Looking at the future
There are quite a few interesting possibilities for the future of CRM analytics. Offering coaching to the sales team could help in introducing new perspective if the sales presentations have been recorded. It also becomes possible to analyze the ‘word clouds’ for differentiating few message patterns such as successful one and also unsuccessful one.
For example, if a retail shopping tour is driven by the use of a tablet or a smartphone. An assistant will always be available for answering to questions and also understanding the buying needs. When a CRM adopts more individualized experience, it helps in identifying the client patterns.

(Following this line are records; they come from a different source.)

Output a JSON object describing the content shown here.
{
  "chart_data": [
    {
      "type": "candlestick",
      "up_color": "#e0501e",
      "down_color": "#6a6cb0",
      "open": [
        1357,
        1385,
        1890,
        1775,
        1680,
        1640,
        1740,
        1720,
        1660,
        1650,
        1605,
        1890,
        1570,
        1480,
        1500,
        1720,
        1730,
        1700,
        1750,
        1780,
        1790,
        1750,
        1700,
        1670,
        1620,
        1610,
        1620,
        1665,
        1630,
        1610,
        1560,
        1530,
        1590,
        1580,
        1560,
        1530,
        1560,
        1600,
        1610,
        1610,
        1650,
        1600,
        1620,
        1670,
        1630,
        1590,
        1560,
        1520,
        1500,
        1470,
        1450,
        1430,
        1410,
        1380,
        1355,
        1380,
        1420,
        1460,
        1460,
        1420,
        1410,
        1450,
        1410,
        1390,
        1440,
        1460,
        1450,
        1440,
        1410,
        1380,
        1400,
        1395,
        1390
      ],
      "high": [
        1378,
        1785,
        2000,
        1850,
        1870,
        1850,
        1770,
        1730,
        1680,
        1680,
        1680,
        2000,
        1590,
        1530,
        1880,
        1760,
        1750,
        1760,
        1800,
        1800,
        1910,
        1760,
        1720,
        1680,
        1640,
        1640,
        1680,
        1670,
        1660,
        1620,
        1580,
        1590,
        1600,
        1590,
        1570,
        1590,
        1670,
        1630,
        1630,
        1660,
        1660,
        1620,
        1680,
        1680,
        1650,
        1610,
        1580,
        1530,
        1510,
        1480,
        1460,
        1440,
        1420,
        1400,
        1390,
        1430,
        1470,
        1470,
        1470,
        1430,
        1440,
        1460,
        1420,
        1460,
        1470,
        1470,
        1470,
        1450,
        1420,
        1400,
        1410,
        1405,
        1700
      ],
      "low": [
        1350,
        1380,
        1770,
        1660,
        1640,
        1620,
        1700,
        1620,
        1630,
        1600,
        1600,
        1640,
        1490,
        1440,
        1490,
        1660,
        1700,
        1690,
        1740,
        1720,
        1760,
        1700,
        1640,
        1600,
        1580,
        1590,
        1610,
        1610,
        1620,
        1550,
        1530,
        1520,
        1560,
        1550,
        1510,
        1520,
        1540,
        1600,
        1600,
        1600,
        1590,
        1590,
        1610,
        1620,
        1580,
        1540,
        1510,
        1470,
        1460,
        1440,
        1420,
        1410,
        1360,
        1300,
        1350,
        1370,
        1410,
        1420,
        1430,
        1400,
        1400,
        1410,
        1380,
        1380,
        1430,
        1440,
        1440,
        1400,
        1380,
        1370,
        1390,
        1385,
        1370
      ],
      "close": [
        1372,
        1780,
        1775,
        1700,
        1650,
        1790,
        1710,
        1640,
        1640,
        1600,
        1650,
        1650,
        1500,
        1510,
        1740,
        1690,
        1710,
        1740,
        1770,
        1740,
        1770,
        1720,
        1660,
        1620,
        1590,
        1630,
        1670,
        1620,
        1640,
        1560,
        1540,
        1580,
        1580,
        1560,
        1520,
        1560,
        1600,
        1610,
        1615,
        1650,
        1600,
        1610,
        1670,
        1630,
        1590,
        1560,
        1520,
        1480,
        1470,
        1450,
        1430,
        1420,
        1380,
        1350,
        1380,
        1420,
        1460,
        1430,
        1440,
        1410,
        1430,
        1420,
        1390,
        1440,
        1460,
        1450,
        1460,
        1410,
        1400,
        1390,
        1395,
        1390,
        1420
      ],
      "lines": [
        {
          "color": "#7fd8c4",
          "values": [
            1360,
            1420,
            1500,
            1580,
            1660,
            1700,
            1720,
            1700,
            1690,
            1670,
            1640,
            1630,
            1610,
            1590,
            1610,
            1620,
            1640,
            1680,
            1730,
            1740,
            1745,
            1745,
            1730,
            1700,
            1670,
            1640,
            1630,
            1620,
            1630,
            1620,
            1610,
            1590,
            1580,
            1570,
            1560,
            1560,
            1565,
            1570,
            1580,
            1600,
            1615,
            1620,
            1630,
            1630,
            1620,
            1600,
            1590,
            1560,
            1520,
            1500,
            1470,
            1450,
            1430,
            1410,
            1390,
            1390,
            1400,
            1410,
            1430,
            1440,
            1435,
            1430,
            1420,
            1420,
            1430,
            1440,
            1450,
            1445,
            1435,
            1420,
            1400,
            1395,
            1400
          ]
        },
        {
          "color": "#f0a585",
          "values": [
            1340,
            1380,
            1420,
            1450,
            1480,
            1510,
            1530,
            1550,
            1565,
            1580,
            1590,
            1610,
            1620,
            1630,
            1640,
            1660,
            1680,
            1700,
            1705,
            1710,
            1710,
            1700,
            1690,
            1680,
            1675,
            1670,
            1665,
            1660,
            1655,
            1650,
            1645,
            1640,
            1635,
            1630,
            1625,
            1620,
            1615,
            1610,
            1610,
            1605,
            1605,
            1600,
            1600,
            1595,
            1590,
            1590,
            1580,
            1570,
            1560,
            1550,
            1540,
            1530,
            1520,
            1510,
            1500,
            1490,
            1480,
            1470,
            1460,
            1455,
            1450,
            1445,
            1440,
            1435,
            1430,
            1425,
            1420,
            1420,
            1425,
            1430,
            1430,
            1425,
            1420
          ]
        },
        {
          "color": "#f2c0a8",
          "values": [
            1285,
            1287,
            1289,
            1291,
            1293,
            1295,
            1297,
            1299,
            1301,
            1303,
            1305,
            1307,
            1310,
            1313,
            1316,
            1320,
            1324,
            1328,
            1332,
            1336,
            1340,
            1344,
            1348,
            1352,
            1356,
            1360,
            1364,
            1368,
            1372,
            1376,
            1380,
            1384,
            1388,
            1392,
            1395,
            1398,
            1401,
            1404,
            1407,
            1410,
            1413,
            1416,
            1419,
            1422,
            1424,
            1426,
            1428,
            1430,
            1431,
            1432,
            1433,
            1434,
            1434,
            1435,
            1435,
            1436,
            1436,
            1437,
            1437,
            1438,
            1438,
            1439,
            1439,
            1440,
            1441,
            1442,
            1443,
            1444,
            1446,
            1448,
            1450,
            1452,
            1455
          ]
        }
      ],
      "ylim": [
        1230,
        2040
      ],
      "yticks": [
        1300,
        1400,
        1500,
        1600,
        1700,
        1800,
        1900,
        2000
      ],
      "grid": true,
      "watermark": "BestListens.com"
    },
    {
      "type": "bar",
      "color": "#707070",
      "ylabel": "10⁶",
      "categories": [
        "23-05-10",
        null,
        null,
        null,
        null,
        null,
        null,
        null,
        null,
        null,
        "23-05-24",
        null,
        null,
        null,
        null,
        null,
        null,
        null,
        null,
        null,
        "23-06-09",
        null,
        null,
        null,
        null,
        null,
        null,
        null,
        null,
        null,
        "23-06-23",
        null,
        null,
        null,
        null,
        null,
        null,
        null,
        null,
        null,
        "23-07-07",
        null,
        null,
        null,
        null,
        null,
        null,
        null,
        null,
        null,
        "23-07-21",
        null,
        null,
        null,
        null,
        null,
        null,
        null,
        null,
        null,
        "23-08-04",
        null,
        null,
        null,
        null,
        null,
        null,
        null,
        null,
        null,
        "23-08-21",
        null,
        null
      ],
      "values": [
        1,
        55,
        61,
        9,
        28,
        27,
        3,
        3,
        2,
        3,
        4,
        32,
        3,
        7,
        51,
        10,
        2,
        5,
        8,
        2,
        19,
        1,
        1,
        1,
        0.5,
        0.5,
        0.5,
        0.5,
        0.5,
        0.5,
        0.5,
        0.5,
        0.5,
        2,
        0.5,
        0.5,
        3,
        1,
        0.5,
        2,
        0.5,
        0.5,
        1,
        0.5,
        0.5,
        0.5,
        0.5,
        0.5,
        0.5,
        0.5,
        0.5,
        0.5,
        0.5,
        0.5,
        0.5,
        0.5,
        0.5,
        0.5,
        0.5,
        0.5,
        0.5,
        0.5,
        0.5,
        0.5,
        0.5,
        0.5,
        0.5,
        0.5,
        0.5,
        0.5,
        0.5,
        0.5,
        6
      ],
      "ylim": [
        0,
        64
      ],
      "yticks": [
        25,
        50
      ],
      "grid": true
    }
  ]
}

There are numerous ways of making the sales process smarter via the intelligent usage of the data analytics. Although, selling is considered as part of soft skills, but the post digital age has offered no shortage of different ways sales can be reviewed. But customer centric and successful firm will ask important questions such as do clients from different region display different buying pattern in regard to the sales interaction? How a client base should be segmented for optimizing return? Is it possible to lower the sales cost without affecting the financial returns? The answer to all these questions is considered as a crucial part of CRM analytics apart from successfully positioning it as a valuable commodity.